活動会員のレポート

多摩大学「通訳入門」講義の報告・感想

川本 かわもと 康博 やすひろ (元 丸紅)


2010年8月

2011年8月

 2009年4月末にABICから、多摩大学グローバルスタディーズ学部(以下SGS)で開講する「通訳入門」の担当非常勤講師応募の打診があった。私はたまたまその数年前から文化面を含む幅広い分野に通じた英語を身につけ直そうと、多くの時間を英語の勉強に充てていた。また浅いながらも日本の文化・歴史等も勉強していた。そんな折の話なので即刻応募し、ABICから適宜助言を頂戴して書類を整えた後、SGS松林学部長の面接を経て、ABIC会員の加藤保弥氏(元住友商事)と共に非常勤講師に任用された。

 加藤さんと私は早速、SGS2009年度秋学期の「通訳入門」講座30コマを夫々15コマずつ分担することになった(2010年度から年間60コマに倍増)。加藤さんの各種通訳理論・実践講座に加えて、私の講座は「ワークショップ日本」と名付け、日本文化の通訳能力を備えたグローバル人材を目指す「実践トレーニングの場」と位置付けた。
 外国人との交流においては、相手と自分双方の人格・文化をお互いにきちんと理解・尊重し合うことは肝要であり、そのための英語コミュニケーション能力と教養が要求される。即ち、それらの能力の基礎部分を養うための訓練を、本講座で行おうとの狙いである。

 カリキュラムは、主題の日本文化を14のテーマに分けて組み、教材は日本文化の基礎知識習得と英文音読に用いる指定教科書と共に私の手作りハンドアウト(HO)を使用する。HOはテーマ毎に外国人が疑問に思うことや興味を持ちそうな事柄(例えば、「何故日本人は家に上る時靴を脱ぐのか?」等々)を毎回10問程度のQ&A(英文の質問と解答例)に纏め、各授業の1週間前に学生にメールで配布する。

 多摩大学SGSはこじんまりしたキャンパスで、すれ違うと学生がニコニコ挨拶してくれるようなアットホームな雰囲気の学校である。受講者数は学期で異なるが10~20名規模であり、教室は賑やかで明るい。授業が始まると、学生はまず趣味など軽い話題の1分英語スピーチをした後、講師の私も参加するペアワーク(PW)とグループワーク(GW)に臨む。
 学生はHOの10問の中から予め選択した2問の解答について、PWとGWで披露する。この解答に対して相方や他メンバーがその場での思いつきを英語で質問し、それに対して更に返答する、という具合に対話を発展させていく。これは予期せぬ様々な質問にも瞬時に対応するための訓練だが、途中で雑談などに脱線することがあるものの結構盛り上がる。
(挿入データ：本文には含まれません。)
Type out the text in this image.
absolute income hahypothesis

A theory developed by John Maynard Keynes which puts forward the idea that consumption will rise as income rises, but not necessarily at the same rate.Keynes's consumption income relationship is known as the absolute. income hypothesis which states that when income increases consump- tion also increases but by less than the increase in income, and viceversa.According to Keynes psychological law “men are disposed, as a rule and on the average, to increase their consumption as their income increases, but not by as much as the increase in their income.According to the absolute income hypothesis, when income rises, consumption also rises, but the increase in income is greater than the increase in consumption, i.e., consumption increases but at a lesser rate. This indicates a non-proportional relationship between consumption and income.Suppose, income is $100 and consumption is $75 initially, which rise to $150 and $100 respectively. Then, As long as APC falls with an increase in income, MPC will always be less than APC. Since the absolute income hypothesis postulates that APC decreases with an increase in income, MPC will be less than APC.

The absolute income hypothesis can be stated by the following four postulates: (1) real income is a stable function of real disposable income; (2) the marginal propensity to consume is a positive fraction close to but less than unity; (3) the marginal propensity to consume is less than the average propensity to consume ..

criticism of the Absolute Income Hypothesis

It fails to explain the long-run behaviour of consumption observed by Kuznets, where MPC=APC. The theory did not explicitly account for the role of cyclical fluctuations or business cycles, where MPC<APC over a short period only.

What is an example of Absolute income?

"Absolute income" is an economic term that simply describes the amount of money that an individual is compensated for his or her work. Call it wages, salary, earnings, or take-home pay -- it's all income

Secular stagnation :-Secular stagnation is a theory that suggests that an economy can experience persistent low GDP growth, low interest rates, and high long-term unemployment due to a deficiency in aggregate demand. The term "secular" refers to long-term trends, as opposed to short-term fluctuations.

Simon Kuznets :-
 期末試験では、学生全員に5分程度の英語のプレゼンを課す。プレゼンターは原稿を手に持たず、聴衆に向かってアイコンタクトを絶やさずに語り掛けることを求められる。学生は皆しっかり準備をするので、実際のプレゼンは内容がユニークで、工夫を凝らしたものが多い。プレゼンを終えた学生の多くが達成感にも似た満足そうな表情を浮かべるのが印象的である。
 上の写真は2枚とも期末終了後に学生が自発的に撮影してくれたもので、どちらも笑顔が多く見られる。

 学生は皆真面目に授業に取り組んでくれて、口々に「楽しい授業だった」「英語を沢山話せてよかった」「日本人ながら日本の文化を英語で話す難しさを感じた」等々、色々な感想を話してくれた。私も彼らの生の反応を目にして遣り甲斐を感じつつ、授業の更なる改善に努めている。
 最後に、斯様にエキサイティングな機会を与えていただいたABICの皆さまに心から感謝申し上げる。